Try to get as much information on the buyer and their situation, finding out how fast they can move on the sale and, most importantly, if they have adequate funding in place before you go too far down the road with them. A failed sale is not just inconvenient, you may miss out on other potential bids and in a falling market you will be losing money. Moreover, a long and protracted sale process will weaken your negotiating position.

One way to appeal to as many buyers as possible in the current economic climate and prevent a deal from falling through owing to lack of financing is to be flexible on your sale terms. Consider options such as vendor financing, whereby the vendor agrees for the buyer to pay the bulk of the price up front and pay the remaining balance when they are up and trading.

"Vendor financing has featured in a number of deals we've been working on in recent weeks where there has been a financial shortfall but a willingness on both sides for the deal to go through," Davey says.

Davey also suggests that if you own the freehold it may be worth considering selling the business as a leasehold concern and maintaining the freehold, which could open up a whole new market and increase your chances of a sale.

But whichever method of sale you choose, the key message has to be that if you manage the sales process professionally you stand a very good chance of maximizing your sale price, whatever the market.

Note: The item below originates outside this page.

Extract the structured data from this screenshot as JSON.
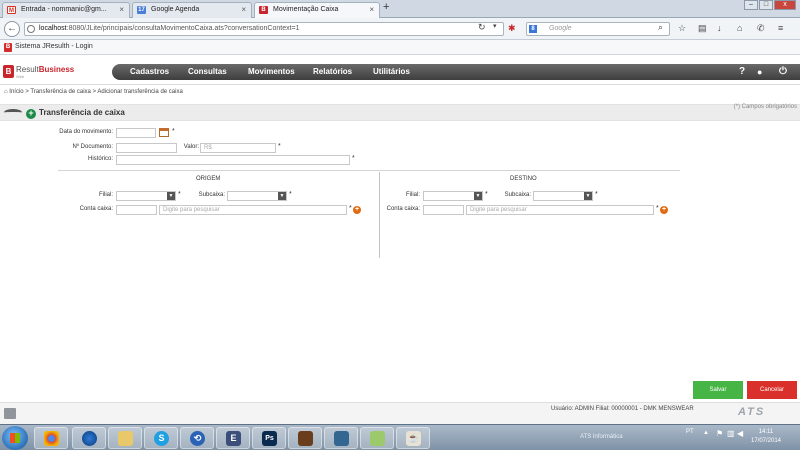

TEN STEPS TO MAXIMISING YOUR SALE PRICE

  • Prepare up-to-date trading information ready for potential buyers to view.
  • Set a realistic asking price.
  • Make sure all the licenses, lease details and rent review information are available for potential purchasers and their legal advisors to review.
  • Remember that even minor presentational issues can impact on the desirability of premises to prospective purchasers.
  • Keep your staff informed - they can be a real asset when it comes to selling your property.
  • Keep your landlord or managing agent informed - when assigning a lease you'll need their co-operation as they will need to approve your prospective purchaser.
  • Instruct a solicitor who deals extensively with licensed property early on so they can start to prepare your file and gain access to the original lease, etc.
  • Address any items of disrepair at the outset as they will become an issue at a later stage if not dealt with.
  • Make sure you're ready to go. Have you made appropriate plans for your future? Will you have a new job lined up, and somewhere to live?
  • Choose your agent wisely - picking the right agent with knowledge of the local area, the marketplace and likely buyers can make all the difference.